The age distribution of mortality due to influenza: pandemic and peri-pandemic
1 Entropy Research Institute, 345 S. Great Road, Lincoln, 01773, Massachusetts, USA
2 Mathematical, Computational and Modeling Sciences Center, School of Human Evolution and Social Change, Arizona State University, Tempe, 85287, Arizona, USA
3 Division of Epidemiology and Population Studies, Fogarty International Center, National Institutes of Health, 31 Center Dr-MSC 2220, Bethesda, 20892-2220, Maryland, USA
4 Department of Infectious Diseases, St. Jude Children's Research Hospital, 262 Danny Thomas Place, Memphis, 38104, Tennessee, USA
5 Department of Pediatrics, University of Tennessee Health Sciences Center, 50 N. Dunlap, Memphis, 38104, Tennessee, USA
Citation and License
BMC Medicine 2012, 10:162 doi:10.1186/1741-7015-10-162Published: 12 December 2012
Pandemic influenza is said to 'shift mortality' to younger age groups; but also to spare a subpopulation of the elderly population. Does one of these effects dominate? Might this have important ramifications?

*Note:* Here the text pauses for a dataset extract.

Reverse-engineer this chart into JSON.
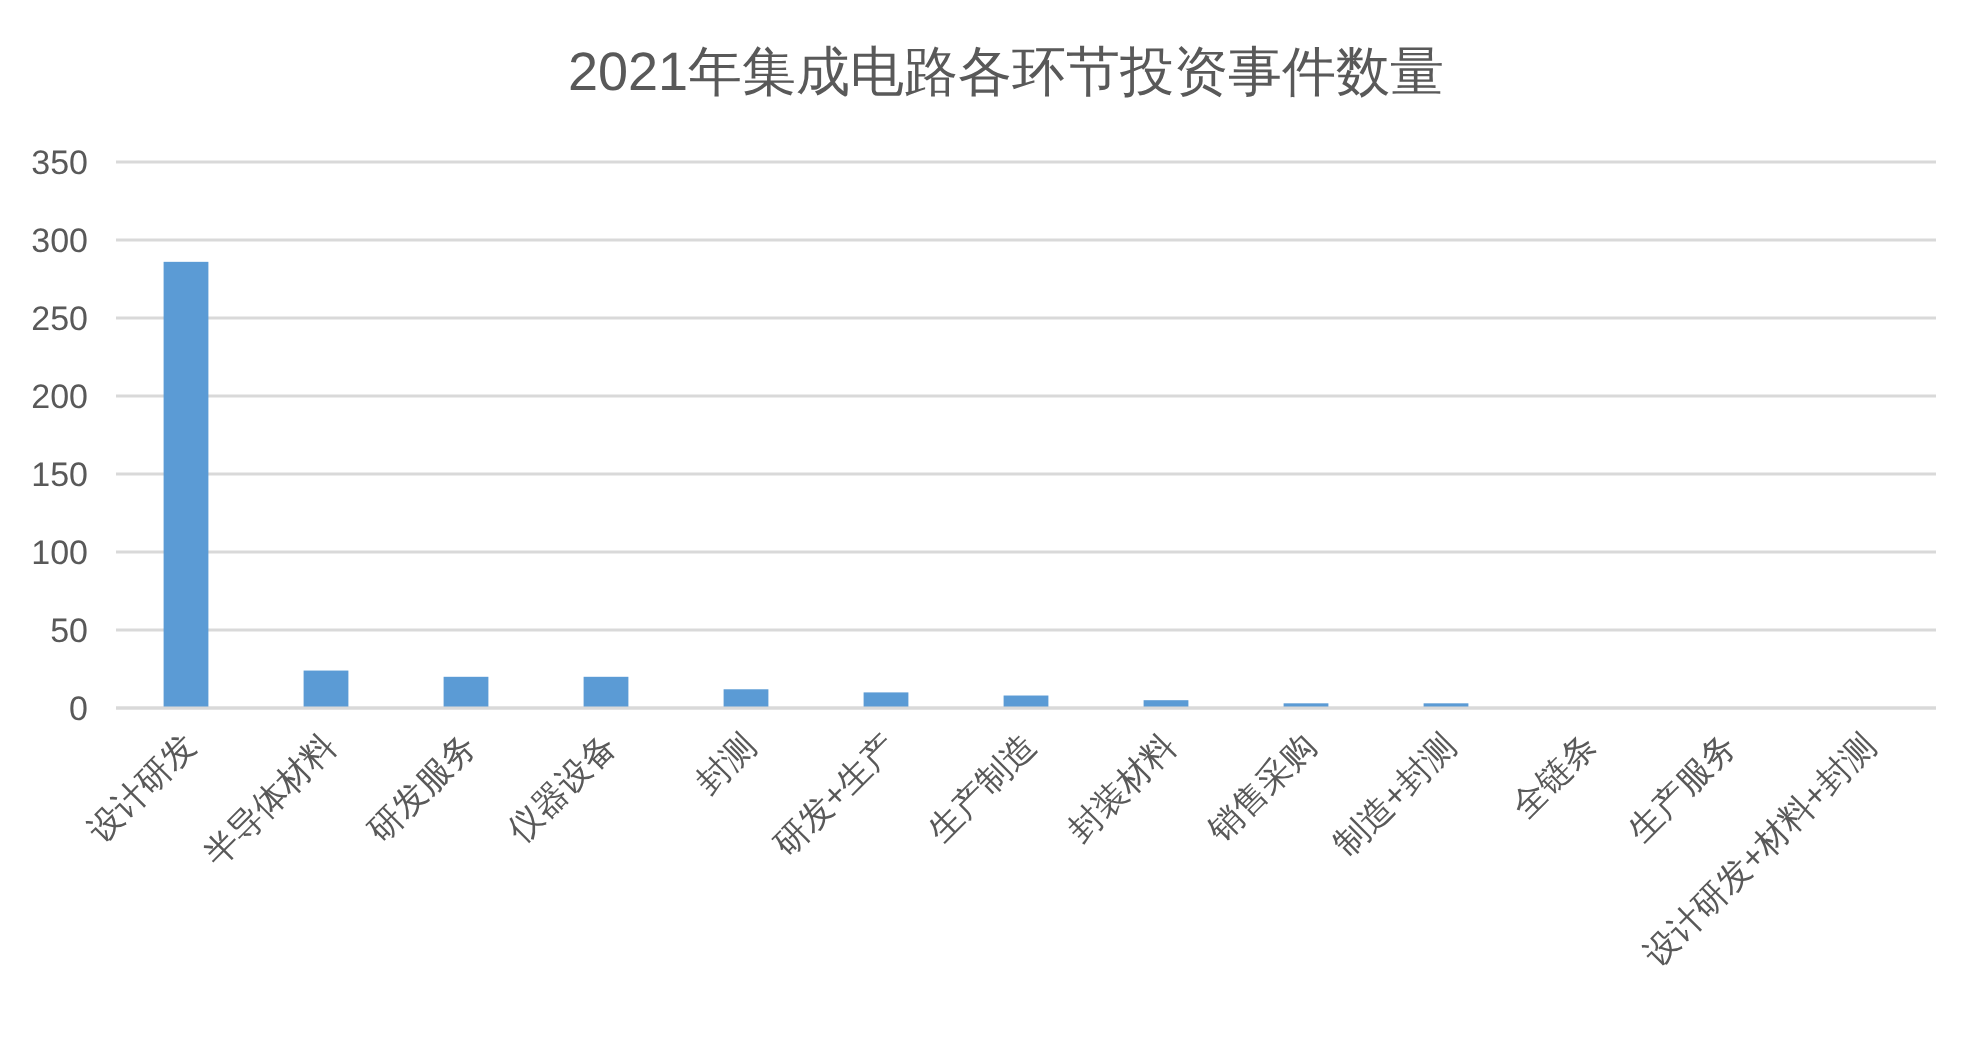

We estimated age-specific excess mortality rates for all-years for which data were available in the 20th century for Australia, Canada, France, Japan, the UK, and the USA for people older than 44 years of age. We modeled variation with age, and standardized estimates to allow direct comparison across age groups and countries. Attack rate data for four pandemics were assembled.
For nearly all seasons, an exponential model characterized mortality data extremely well. For seasons of emergence and a variable number of seasons following, however, a subpopulation above a threshold age invariably enjoyed reduced mortality. 'Immune escape', a stepwise increase in mortality among the oldest elderly, was observed a number of seasons after both the A(H2N2) and A(H3N2) pandemics. The number of seasons from emergence to escape varied by country. For the latter pandemic, mortality rates in four countries increased for younger age groups but only in the season following that of emergence. Adaptation to both emergent viruses was apparent as a progressive decrease in mortality rates, which, with two exceptions, was seen only in younger age groups. Pandemic attack rate variation with age was estimated to be similar across four pandemics with very different mortality impact.
In all influenza pandemics of the 20th century, emergent viruses resembled those that had circulated previously within the lifespan of then-living people. Such individuals were relatively immune to the emergent strain, but this immunity waned with mutation of the emergent virus. An immune subpopulation complicates and may invalidate vaccine trials. Pandemic influenza does not 'shift' mortality to younger age groups; rather, the mortality level is reset by the virulence of the emerging virus and is moderated by immunity of past experience. In this study, we found that after immune escape, older age groups showed no further mortality reduction, despite their being the principal target of conventional influenza vaccines. Vaccines incorporating variants of pandemic viruses seem to provide little benefit to those previously immune. If attack rates truly are similar across pandemics, it must be the case that immunity to the pandemic virus does not prevent infection, but only mitigates the consequences.